Es curioso que nos escandalicemos con toda justicia ante las guerras que asolan el mundo, exigiendo la intervención frente a aquellos que las provocan, y no sepamos ver en toda su dimensión global e histórica la violencia que se ejerce secularmente sobre la integridad física, moral e intelectual de las mujeres (es decir, sobre la mitad o más de la población del mundo). Una violencia ante la que no caben ya componendas ni subterfugios, sino el enfrentamiento directo y un ejercicio todo lo feroz que haga falta de intolerancia.

Frente a lo que repite retóricamente (¿Cómo si no?) el discurso oficial, las distintas culturas y creencias morales que nos rodean no son «igualmente válidas». Es cierto que el buen sentido político nos obliga a tolerar mucho de lo que no nos resulta moralmente respetable, pero incluso esa tolerancia carece de sentido si no es en relación con los límites que permiten, precisamente, definirla y legitimarla.

Frente a esa retórica oficial, y contra el prejuicio inconsistente de que no hay valores ni verdades universales (salvo el de ese mismo prejuicio, claro, que se pretende él mismo valioso y verdadero urbi et orbi), las protestas de mujeres en todo el mundo demuestran que el relativismo moral tiene una validez muy relativa. A poco que se le concede a alguien, sea de la cultura o época que sea, el lugar, el tiempo y los conocimientos suficientes para formarse y pensar por sí mismo, surge universalmente el ansia de libertad y justicia, esto es, el anhelo de vivir según tu propio criterio, y el prurito de que se te reconozca (a ti y a los demás) el derecho de hacerlo. Como decía Sócrates, una vida sin reflexión (es decir: sin el cultivo del propio pensamiento) y sin aspirar a la justicia, no merece la pena ser vivida. Es por ello que, para desesperación de sus verdugos, las mujeres iraníes o afganas le están perdiendo el miedo a la lapidación o la horca…

Mi madre murió con la espina clavada de no haber podido seguir acudiendo a aquella escuela que ella intuía como el lugar desde el que como mujer podía aspirar a una vida plenamente libre y digna, pero le dio tiempo a ver como sus hijas y nietas, ellas sí, lo conseguían.
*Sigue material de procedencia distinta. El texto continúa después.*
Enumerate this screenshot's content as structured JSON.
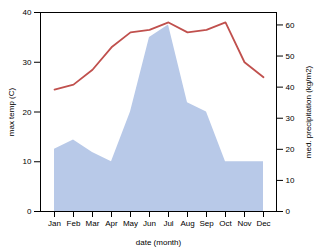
{
  "chart_data": {
    "type": "combo",
    "categories": [
      "Jan",
      "Feb",
      "Mar",
      "Apr",
      "May",
      "Jun",
      "Jul",
      "Aug",
      "Sep",
      "Oct",
      "Nov",
      "Dec"
    ],
    "xlabel": "date (month)",
    "ylabel": "max temp (C)",
    "y2label": "med. precipitation (kg/m2)",
    "ylim": [
      0,
      40
    ],
    "yticks": [
      0,
      10,
      20,
      30,
      40
    ],
    "y2lim": [
      0,
      64
    ],
    "y2ticks": [
      0,
      10,
      20,
      30,
      40,
      50,
      60
    ],
    "series": [
      {
        "type": "area",
        "axis": "y2",
        "color": "#b8c9e8",
        "values": [
          20,
          23,
          19,
          16,
          32,
          56,
          60,
          35,
          32,
          16,
          16,
          16
        ]
      },
      {
        "type": "line",
        "color": "#c0504d",
        "values": [
          24.5,
          25.5,
          28.5,
          33.0,
          36.0,
          36.5,
          38.0,
          36.0,
          36.5,
          38.0,
          30.0,
          27.0
        ]
      }
    ]
  }
}
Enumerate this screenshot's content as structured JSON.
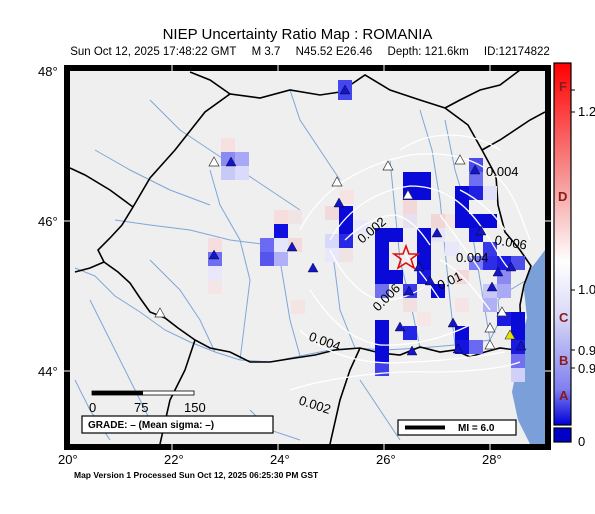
{
  "header": {
    "title": "NIEP Uncertainty Ratio Map : ROMANIA",
    "datetime": "Sun Oct 12, 2025 17:48:22 GMT",
    "magnitude": "M 3.7",
    "location": "N45.52 E26.46",
    "depth": "Depth: 121.6km",
    "event_id": "ID:12174822"
  },
  "map": {
    "lon_labels": [
      "20°",
      "22°",
      "24°",
      "26°",
      "28°"
    ],
    "lat_labels": [
      "48°",
      "46°",
      "44°"
    ],
    "contours": [
      "0.004",
      "0.006",
      "0.004",
      "0.002",
      "0.01",
      "0.006",
      "0.004",
      "0.002"
    ],
    "scalebar": {
      "labels": [
        "0",
        "75",
        "150"
      ]
    },
    "grade_box": "GRADE: – (Mean sigma: –)",
    "mi_box": "MI = 6.0",
    "colors": {
      "land": "#efefef",
      "sea": "#7b9fd9",
      "river": "#7fa6d8",
      "border": "#000000",
      "star": "#e01010"
    }
  },
  "colorbar": {
    "grades": [
      "F",
      "D",
      "C",
      "B",
      "A"
    ],
    "values": [
      "1.2",
      "1.0",
      "0.9",
      "0.9",
      "0"
    ],
    "colors": {
      "max": "#ff0000",
      "min": "#0000c8"
    }
  },
  "footer": {
    "text": "Map Version 1 Processed Sun Oct 12, 2025 06:25:30 PM GST"
  }
}
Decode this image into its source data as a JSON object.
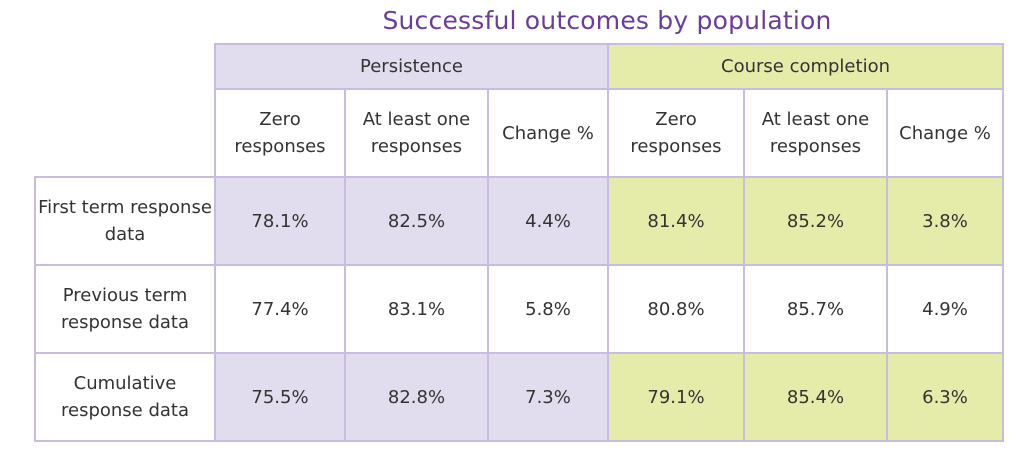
{
  "title": "Successful outcomes by population",
  "groups": {
    "persistence": "Persistence",
    "course_completion": "Course completion"
  },
  "subheaders": {
    "persistence": [
      "Zero responses",
      "At least one responses",
      "Change %"
    ],
    "course_completion": [
      "Zero responses",
      "At least one responses",
      "Change %"
    ]
  },
  "rows": [
    {
      "label": "First term response data",
      "values": [
        "78.1%",
        "82.5%",
        "4.4%",
        "81.4%",
        "85.2%",
        "3.8%"
      ]
    },
    {
      "label": "Previous term response data",
      "values": [
        "77.4%",
        "83.1%",
        "5.8%",
        "80.8%",
        "85.7%",
        "4.9%"
      ]
    },
    {
      "label": "Cumulative response data",
      "values": [
        "75.5%",
        "82.8%",
        "7.3%",
        "79.1%",
        "85.4%",
        "6.3%"
      ]
    }
  ],
  "colors": {
    "title": "#6a3d9a",
    "persistence_fill": "#e1dcee",
    "course_fill": "#e5ecaa",
    "border": "#c9bcdf"
  }
}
Que el sacrificio hoy de las iraníes o afganas no sea totalmente en balde, y que las repugnantes creencias culturales y religiosas que justifican la sumisión de las mujeres al poder y la violencia de los hombres sean vencidas gracias, precisamente, a esas escuelas que, aunque cerradas hoy para ellas, les han inoculado ya ese veneno liberador al que, una vez probado, nadie puede renunciar.